LiteCUA: Computer as MCP Server for Computer-Use Agent on AIOS
Kai Mei, Xi Zhu, Hang Gao, Shuhang Lin, Yongfeng Zhang
TL;DR
This work introduces AIOS 1.0, a platform that reframes computer-use agents by contextualizing the entire computer as an MCP server, allowing language models to reason over structured environmental representations. LiteCUA, a lightweight agent built on AIOS 1.0, uses a simple orchestrator-worker architecture and a perceive-reason-then-act cycle to operate within a sandboxed VM, achieving 14.66% success on the OSWorld benchmark and outperforming several baselines. The approach demonstrates that environmental contextualization reduces the cognitive gap between language understanding and computer interaction, enabling longer-horizon planning and safer operation, while highlighting challenges that remain in complex domains and multi-application tasks.
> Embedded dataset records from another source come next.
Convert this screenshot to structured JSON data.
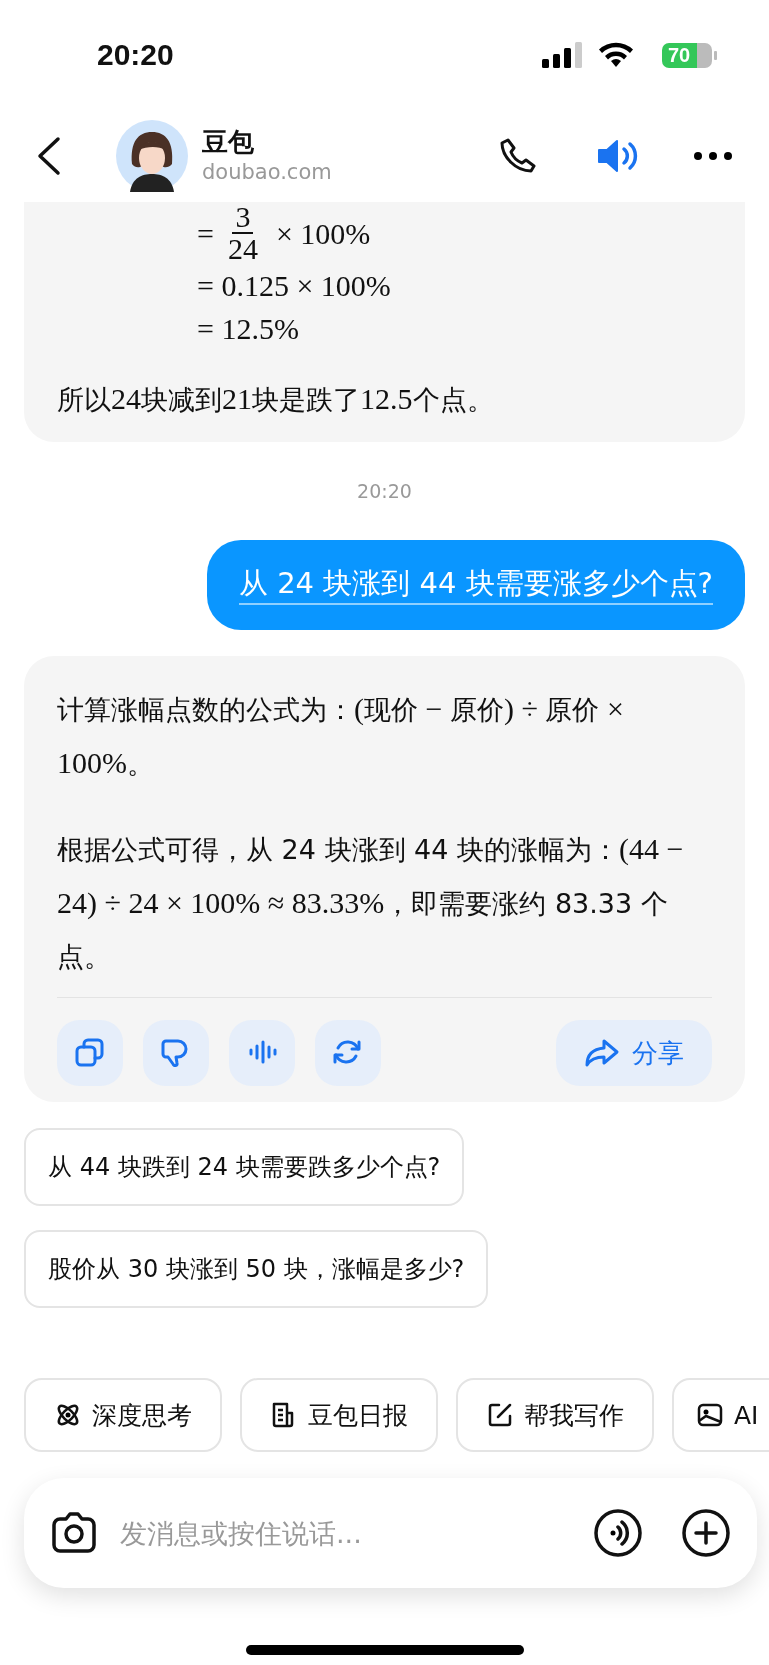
{
  "status_bar": {
    "time": "20:20",
    "battery": "70"
  },
  "header": {
    "title": "豆包",
    "subtitle": "doubao.com"
  },
  "messages": [
    {
      "kind": "assistant",
      "cut": true,
      "formula_lines": [
        {
          "kind": "fraction",
          "prefix": "=",
          "numerator": "3",
          "denominator": "24",
          "suffix": "× 100%"
        },
        {
          "kind": "plain",
          "text": "= 0.125 × 100%"
        },
        {
          "kind": "plain",
          "text": "= 12.5%"
        }
      ],
      "paragraphs": [
        [
          {
            "kind": "text",
            "text": "所以"
          },
          {
            "kind": "math",
            "text": "24"
          },
          {
            "kind": "text",
            "text": "块减到"
          },
          {
            "kind": "math",
            "text": "21"
          },
          {
            "kind": "text",
            "text": "块是跌了"
          },
          {
            "kind": "math",
            "text": "12.5"
          },
          {
            "kind": "text",
            "text": "个点。"
          }
        ]
      ]
    },
    {
      "kind": "timestamp",
      "text": "20:20"
    },
    {
      "kind": "user",
      "text": "从 24 块涨到 44 块需要涨多少个点?"
    },
    {
      "kind": "assistant",
      "cut": false,
      "paragraphs": [
        [
          {
            "kind": "text",
            "text": "计算涨幅点数的公式为："
          },
          {
            "kind": "math",
            "text": "("
          },
          {
            "kind": "text",
            "text": "现价"
          },
          {
            "kind": "math",
            "text": " − "
          },
          {
            "kind": "text",
            "text": "原价"
          },
          {
            "kind": "math",
            "text": ") ÷ "
          },
          {
            "kind": "text",
            "text": "原价"
          },
          {
            "kind": "math",
            "text": " × 100%"
          },
          {
            "kind": "text",
            "text": "。"
          }
        ],
        [
          {
            "kind": "text",
            "text": "根据公式可得，从 24 块涨到 44 块的涨幅为："
          },
          {
            "kind": "math",
            "text": "(44 − 24) ÷ 24 × 100% ≈ 83.33%"
          },
          {
            "kind": "text",
            "text": "，即需要涨约 83.33 个点。"
          }
        ]
      ],
      "share": "分享"
    }
  ],
  "suggestions": [
    "从 44 块跌到 24 块需要跌多少个点?",
    "股价从 30 块涨到 50 块，涨幅是多少?"
  ],
  "shortcuts": [
    "深度思考",
    "豆包日报",
    "帮我写作",
    "AI"
  ],
  "input": {
    "placeholder": "发消息或按住说话..."
  }
}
The work points to future improvements in perception fidelity, richer action semantics, and expansion to additional computing domains to drive toward more general computer-use capabilities in AI systems.
Abstract
We present AIOS 1.0, a novel platform designed to advance computer-use agent (CUA) capabilities through environmental contextualization. While existing approaches primarily focus on building more powerful agent frameworks or enhancing agent models, we identify a fundamental limitation: the semantic disconnect between how language models understand the world and how computer interfaces are structured. AIOS 1.0 addresses this challenge by transforming computers into contextual environments that language models can natively comprehend, implementing a Model Context Protocol (MCP) server architecture to abstract computer states and actions. This approach effectively decouples interface complexity from decision complexity, enabling agents to reason more effectively about computing environments. To demonstrate our platform's effectiveness, we introduce LiteCUA, a lightweight computer-use agent built on AIOS 1.0 that achieves a 14.66% success rate on the OSWorld benchmark, outperforming several specialized agent frameworks despite its simple architecture. Our results suggest that contextualizing computer environments for language models represents a promising direction for developing more capable computer-use agents and advancing toward AI that can interact with digital systems.